Friday, July 16, 2021

Housing Development Agency to buy SABC's derelict Rocklands Villas property in Cape Town, rundown property to be redeveloped into low-cost housing.


by Thinus Ferreira

The South African government is buying the South African public broadcaster's rundown and derelict Rocklands Villas property in Sea Point.

The derelict property will be redeveloped as a low-cost housing complex for rent for people earning between R1 500 and R15 000 per month.

The SABC's Rocklands Villas - long a massive problem and originally used as housing for SABC staff until it fell into disrepair - sits on five erven with a block of flats containing 14 units, set over 3 erven, and the remaining two erven which can be used as parking space, measuring 900m², as originally described by the auctioneers.

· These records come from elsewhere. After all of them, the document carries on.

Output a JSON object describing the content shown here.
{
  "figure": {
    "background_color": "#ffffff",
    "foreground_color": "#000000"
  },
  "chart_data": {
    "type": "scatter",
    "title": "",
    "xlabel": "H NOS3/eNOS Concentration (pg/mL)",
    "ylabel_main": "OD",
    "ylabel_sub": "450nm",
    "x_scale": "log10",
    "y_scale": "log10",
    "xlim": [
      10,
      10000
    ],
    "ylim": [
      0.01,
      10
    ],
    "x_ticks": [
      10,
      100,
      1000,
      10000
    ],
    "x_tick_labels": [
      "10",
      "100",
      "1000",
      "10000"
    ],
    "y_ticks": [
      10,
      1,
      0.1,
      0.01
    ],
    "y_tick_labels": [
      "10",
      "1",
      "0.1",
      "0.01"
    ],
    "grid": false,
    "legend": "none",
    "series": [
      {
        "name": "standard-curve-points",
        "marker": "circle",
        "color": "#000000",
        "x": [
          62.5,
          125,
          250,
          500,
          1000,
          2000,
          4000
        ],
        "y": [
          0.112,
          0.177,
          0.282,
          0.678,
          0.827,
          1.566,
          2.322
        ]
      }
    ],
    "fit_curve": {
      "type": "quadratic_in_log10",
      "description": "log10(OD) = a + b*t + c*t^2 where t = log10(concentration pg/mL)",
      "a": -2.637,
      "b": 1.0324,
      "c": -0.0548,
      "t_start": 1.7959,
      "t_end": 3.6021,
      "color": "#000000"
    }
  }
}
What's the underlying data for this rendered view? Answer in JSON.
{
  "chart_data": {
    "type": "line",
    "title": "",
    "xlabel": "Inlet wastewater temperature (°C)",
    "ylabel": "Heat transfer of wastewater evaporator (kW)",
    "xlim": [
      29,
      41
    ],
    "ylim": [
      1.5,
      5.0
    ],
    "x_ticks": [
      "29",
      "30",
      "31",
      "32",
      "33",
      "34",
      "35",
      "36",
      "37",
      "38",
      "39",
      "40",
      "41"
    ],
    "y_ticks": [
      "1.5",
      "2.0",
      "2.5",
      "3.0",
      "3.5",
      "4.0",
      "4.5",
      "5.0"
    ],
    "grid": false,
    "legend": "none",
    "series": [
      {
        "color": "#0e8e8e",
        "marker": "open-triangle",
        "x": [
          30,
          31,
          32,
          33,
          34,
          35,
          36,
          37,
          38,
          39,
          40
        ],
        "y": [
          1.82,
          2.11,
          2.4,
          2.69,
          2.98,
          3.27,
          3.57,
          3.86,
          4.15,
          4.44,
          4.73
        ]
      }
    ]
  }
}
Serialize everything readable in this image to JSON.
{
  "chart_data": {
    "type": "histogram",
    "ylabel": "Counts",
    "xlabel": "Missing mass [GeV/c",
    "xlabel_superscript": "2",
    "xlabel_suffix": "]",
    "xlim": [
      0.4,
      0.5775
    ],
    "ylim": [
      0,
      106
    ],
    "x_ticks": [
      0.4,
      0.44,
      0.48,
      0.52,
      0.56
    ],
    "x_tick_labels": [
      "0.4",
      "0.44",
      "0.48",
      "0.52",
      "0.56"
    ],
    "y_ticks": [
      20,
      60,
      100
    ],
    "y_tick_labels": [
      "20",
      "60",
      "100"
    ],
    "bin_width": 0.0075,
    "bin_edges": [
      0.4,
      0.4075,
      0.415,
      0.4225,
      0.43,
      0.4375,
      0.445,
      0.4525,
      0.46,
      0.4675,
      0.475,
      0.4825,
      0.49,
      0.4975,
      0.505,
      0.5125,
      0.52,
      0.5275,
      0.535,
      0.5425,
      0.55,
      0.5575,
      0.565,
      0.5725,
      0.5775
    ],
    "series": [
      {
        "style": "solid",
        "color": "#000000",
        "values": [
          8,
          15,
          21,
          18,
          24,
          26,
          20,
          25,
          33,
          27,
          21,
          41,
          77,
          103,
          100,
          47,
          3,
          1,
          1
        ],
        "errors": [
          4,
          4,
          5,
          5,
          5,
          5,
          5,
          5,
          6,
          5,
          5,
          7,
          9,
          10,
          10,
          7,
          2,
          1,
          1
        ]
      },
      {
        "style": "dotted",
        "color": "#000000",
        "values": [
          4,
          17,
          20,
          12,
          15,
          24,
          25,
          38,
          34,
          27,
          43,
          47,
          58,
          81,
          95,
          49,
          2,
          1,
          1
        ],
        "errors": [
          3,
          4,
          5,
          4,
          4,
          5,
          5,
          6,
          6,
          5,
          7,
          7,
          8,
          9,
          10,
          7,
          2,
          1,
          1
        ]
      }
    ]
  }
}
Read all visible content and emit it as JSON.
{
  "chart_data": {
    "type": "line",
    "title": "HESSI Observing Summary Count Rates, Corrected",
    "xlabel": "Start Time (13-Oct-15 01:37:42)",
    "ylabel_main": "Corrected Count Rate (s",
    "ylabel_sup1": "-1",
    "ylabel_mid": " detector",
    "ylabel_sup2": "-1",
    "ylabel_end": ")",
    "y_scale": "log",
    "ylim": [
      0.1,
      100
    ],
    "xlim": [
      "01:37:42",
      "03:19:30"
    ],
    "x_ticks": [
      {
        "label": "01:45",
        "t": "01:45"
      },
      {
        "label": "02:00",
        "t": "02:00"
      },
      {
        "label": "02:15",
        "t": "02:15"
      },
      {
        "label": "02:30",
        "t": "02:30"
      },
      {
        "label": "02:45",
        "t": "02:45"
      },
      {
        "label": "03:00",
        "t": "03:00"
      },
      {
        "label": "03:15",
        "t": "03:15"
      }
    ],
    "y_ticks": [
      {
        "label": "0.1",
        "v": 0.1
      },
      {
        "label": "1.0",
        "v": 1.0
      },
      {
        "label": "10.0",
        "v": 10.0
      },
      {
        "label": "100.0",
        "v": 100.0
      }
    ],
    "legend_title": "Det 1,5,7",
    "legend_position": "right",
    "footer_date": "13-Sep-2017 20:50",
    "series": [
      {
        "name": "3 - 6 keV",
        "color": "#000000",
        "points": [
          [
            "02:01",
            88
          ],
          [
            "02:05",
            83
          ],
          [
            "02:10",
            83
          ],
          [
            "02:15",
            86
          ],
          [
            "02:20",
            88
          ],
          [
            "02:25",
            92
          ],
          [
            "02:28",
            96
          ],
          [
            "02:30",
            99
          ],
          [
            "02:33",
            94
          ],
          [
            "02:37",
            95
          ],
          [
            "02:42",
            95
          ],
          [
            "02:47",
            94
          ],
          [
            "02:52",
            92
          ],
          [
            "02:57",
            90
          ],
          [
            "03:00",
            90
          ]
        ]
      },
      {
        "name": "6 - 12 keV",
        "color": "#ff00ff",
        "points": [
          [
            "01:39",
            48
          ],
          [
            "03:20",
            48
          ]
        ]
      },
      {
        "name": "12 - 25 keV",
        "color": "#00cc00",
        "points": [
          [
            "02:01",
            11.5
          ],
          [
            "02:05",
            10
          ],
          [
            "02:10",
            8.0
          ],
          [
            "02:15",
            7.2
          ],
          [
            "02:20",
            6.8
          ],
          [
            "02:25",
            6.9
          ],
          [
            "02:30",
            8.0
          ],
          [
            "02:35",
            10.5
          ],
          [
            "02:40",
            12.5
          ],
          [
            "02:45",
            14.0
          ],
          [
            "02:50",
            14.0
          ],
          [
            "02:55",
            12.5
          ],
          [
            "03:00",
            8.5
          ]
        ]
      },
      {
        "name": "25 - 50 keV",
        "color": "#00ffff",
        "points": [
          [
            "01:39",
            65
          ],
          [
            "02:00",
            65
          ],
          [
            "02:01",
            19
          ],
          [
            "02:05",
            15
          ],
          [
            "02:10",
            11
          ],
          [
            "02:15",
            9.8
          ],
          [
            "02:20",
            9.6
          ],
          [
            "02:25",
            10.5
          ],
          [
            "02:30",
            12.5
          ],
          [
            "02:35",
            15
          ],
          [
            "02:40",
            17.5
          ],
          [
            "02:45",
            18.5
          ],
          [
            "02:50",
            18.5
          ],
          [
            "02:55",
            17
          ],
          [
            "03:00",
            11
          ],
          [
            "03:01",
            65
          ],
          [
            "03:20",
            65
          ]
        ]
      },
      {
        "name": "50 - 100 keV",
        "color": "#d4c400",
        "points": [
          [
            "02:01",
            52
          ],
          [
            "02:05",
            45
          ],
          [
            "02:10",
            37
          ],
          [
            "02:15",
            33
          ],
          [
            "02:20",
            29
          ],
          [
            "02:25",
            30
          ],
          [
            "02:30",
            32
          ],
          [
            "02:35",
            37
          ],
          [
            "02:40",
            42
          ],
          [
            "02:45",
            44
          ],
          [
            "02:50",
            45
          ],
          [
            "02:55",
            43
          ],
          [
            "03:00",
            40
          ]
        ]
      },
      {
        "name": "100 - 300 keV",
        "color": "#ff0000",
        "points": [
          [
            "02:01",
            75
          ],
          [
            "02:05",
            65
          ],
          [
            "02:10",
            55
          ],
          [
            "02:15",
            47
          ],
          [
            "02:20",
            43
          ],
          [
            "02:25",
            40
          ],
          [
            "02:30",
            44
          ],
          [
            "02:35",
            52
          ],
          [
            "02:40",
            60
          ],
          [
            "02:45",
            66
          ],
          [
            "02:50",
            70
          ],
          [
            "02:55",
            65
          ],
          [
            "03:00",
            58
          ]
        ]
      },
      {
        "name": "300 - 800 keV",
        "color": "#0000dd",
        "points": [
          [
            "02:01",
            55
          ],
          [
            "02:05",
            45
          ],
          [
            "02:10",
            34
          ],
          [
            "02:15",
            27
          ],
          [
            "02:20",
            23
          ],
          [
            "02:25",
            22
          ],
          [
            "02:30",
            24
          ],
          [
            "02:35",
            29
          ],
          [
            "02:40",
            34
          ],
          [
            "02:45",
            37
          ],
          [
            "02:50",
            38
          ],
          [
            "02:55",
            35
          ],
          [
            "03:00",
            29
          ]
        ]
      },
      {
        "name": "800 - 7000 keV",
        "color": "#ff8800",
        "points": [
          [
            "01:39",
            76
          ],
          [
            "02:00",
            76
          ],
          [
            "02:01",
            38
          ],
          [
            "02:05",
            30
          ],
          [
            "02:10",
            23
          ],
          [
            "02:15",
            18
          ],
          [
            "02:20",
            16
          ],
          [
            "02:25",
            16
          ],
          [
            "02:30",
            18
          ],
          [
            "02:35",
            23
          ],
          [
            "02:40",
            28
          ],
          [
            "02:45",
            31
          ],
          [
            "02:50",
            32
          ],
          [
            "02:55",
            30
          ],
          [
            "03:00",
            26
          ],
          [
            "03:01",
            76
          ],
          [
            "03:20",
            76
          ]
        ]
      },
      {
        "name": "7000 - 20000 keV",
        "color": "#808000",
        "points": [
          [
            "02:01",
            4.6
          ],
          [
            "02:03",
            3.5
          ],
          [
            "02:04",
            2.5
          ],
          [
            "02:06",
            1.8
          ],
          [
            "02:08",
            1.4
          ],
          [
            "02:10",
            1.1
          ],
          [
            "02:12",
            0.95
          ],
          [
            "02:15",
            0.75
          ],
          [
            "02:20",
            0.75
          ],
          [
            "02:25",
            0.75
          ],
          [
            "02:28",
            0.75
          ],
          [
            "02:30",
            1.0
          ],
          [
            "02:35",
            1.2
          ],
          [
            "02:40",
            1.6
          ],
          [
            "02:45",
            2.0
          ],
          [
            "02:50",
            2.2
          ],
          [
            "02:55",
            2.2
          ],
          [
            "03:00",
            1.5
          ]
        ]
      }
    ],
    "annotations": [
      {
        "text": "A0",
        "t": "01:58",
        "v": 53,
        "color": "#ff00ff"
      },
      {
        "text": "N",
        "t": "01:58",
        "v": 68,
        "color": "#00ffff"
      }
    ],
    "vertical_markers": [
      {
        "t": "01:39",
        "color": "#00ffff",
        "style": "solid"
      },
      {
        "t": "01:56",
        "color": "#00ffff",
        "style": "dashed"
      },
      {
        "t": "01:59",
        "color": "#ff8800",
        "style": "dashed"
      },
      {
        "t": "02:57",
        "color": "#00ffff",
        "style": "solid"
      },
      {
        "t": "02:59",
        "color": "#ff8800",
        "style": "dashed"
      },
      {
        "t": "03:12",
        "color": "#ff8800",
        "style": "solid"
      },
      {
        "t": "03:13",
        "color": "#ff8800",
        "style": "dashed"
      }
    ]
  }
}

After a planned public auction, halted through court action, and a new planned auction to private developers that would have taken place on Thursday after the Western Cape High Court finally okay-ed it, the country's department of human settlement’s Housing Development Agency (HDA) is now going to buy it.

The HDA stepped in and reached an agreement with the SABC to purchase the derelict eyesore that has been a problem and crime magnet behind the SABC's Sea Point building for years.

The department of human settlement and the Housing Development Agency (HDA) secured an urgent court interdict in May this year to prevent the SABC from proceeding with a planned auction.

The court later gave the SABC the right to proceed with the auction but the HDA and the SABC then engage over a possible sale price, instead of the blighted property, in a prime location spot, going on auction.

Lindiwe Sisulu, minister of human settlements, water and sanitation, says that the department decided to take advantage of land distribution processes to demand that all remaining urban state-owned land be released for social housing, allowing working people to live near their place of work.

"We remain committed to redress the pre-1994 spatial segregation by ensuring that we acquire strategic land parcels for human settlements development. The building we have acquired from the SABC will make it possible for us to respond to the housing needs of our people in the City of Cape Town," says Lindiwe Sisulu in a statement.

Buhle Booi, organiser of the Ndifuna Ukwazi land activist organisation, says "We fundamentally believe that in the middle of the housing crisis the SABC, as a state-owned enterprise (SOE), should have consulted with relevant state organs to dispose of the public building so that the SOE asset can be utilised for its social value, rather than their first option being to auction off public assets to private entities".